Unfortunately for the both of us, I’ve been sick for the last few days and unable to do a lot of the fun things that we’d been looking forward to.  Danielle got to see a number of them, though, including the Northern Lights, something that she’d always wanted to see.  They put on quite the show while we were here.

My wife Danielle and the Northern Lights near Geysir in Iceland.  She took this one herself using a self-timer while I was passed out sick in our hotel room.
My wife Danielle and the Northern Lights near Geysir in Iceland. She took this one herself using a self-timer while I was passed out sick in our hotel room.

I don’t really know what my 39th orbit has for me.  This past year, we settled in a little bit to being married to each other, I got certified as a flight controller for the International Space Station, had a contract to build a house, got out of that contract because the builder screwed up the foundation, found another house the next day, bought that house, got the old townhouse ready to sell, put that house on the market, celebrated living half of my life in Huntsville, decided to come here to Iceland while owning two houses, and got very lucky to put the townhouse under contract 72 hours before leaving town.

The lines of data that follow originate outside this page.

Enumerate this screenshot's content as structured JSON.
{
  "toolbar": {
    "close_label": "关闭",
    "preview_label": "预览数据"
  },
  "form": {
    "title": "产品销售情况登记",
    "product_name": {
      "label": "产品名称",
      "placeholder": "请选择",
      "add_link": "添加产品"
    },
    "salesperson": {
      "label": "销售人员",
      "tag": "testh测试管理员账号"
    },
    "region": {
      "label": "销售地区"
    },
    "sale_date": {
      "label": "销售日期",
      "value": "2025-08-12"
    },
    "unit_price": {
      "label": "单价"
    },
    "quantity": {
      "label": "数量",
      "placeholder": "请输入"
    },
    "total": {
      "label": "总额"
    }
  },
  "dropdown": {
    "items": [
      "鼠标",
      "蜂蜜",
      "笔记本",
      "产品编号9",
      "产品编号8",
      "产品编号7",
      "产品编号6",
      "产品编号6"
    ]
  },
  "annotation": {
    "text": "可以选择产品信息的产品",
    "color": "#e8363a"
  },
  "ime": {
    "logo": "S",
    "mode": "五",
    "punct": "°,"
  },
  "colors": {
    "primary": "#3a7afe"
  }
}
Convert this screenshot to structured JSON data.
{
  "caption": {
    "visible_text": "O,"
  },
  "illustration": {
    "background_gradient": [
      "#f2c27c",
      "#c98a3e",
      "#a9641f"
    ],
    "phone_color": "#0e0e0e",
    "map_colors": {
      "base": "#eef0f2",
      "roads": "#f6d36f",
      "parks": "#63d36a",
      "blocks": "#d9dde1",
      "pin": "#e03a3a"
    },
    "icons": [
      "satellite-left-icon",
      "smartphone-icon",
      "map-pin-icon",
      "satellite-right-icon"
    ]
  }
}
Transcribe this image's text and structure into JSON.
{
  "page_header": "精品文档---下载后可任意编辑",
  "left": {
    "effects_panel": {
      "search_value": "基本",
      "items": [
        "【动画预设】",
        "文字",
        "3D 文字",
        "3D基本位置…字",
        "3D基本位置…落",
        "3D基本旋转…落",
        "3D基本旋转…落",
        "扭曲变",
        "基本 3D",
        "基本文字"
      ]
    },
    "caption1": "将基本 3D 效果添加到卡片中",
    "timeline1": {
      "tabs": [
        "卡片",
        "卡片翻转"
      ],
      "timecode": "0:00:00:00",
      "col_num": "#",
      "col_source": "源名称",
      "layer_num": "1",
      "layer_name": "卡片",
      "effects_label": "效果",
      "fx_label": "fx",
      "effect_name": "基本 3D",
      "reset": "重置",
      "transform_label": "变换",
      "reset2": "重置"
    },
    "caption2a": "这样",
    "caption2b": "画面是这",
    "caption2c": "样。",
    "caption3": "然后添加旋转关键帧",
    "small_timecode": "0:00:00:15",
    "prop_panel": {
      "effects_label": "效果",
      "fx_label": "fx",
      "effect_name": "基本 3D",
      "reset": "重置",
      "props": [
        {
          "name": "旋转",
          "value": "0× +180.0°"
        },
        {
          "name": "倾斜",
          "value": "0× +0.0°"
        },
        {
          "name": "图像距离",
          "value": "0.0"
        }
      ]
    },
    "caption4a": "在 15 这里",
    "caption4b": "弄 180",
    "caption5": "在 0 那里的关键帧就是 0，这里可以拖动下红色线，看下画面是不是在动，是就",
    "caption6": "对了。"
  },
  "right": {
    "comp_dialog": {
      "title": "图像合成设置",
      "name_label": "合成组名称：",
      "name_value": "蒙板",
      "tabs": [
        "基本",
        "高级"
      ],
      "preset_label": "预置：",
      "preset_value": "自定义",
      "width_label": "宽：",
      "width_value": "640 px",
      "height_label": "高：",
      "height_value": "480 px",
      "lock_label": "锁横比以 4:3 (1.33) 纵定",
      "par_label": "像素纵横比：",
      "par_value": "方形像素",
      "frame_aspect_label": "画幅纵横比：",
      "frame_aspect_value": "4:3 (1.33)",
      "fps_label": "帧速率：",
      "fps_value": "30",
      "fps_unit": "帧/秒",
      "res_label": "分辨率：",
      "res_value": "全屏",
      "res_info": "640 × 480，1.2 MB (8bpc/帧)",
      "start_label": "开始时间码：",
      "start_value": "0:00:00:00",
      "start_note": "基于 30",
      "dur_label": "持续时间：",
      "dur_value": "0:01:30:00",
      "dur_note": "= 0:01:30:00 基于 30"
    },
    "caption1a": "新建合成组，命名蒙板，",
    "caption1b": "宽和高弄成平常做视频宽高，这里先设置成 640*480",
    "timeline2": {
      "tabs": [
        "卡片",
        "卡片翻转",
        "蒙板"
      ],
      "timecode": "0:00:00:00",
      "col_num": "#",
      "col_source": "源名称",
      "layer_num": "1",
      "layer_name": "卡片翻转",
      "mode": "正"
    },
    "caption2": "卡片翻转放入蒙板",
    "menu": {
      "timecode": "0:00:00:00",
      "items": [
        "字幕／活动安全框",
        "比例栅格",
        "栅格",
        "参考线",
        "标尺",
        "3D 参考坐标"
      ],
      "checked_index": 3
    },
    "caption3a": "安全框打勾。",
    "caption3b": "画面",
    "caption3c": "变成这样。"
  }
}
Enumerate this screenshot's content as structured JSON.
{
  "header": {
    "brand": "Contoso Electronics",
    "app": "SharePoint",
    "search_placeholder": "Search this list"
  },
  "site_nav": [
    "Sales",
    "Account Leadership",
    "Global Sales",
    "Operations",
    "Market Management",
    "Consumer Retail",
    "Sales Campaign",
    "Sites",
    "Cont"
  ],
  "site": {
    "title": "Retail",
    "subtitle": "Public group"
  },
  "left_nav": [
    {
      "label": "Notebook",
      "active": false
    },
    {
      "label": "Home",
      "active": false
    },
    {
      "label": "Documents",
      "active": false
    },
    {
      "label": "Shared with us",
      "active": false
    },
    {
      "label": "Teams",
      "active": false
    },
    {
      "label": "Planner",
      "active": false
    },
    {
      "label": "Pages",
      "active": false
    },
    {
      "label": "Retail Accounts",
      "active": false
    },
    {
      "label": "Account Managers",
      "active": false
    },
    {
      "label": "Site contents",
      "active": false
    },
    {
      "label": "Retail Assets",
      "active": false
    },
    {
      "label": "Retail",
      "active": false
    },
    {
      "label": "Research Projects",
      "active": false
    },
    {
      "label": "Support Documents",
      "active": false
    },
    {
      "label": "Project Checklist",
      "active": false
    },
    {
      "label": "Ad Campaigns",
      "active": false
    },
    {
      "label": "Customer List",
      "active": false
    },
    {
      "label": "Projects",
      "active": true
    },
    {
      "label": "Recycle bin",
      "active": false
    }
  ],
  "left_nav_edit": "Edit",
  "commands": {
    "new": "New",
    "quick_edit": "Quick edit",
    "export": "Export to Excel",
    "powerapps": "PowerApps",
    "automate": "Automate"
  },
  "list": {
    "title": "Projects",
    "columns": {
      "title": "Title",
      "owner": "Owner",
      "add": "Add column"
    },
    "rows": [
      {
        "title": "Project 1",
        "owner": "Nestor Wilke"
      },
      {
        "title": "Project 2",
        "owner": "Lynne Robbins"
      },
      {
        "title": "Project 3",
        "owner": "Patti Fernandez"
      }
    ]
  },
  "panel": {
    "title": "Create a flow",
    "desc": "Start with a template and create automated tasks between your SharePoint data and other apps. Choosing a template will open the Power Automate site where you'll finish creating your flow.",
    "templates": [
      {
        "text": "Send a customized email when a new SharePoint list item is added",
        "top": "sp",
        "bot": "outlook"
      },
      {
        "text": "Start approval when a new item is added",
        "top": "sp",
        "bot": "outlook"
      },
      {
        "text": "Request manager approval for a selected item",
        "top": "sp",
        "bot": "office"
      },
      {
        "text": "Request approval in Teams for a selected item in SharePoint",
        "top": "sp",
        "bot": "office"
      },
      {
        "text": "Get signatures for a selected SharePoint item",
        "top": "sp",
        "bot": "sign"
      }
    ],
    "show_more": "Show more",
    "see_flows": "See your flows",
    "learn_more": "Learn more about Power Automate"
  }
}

I’d be happy if life slowed down just a little bit this year, but I’m betting that things won’t.  I’ve got a big thing or two lined up in the pipe (more later, if I get around to writing about it; the pace here has indeed slowed), and work never seems to get much slower.  40 is looming, and I’m starting to come to grips with that.  I often remark that I am not old (I won’t be old for another few decades), but I am clearly no longer young.

We’ll be on a plane home in nine hours, and we’ll be back in the US in 15 or so.  This has been a great trip, but as always, I’m ready to be home.  I’ve been a professional engineer since 2002 and in this business since 1999, and this is the first time that I’ve taken two weeks of paid vacation.  I call this growth.

Thanks in advance for all the birthday wishes.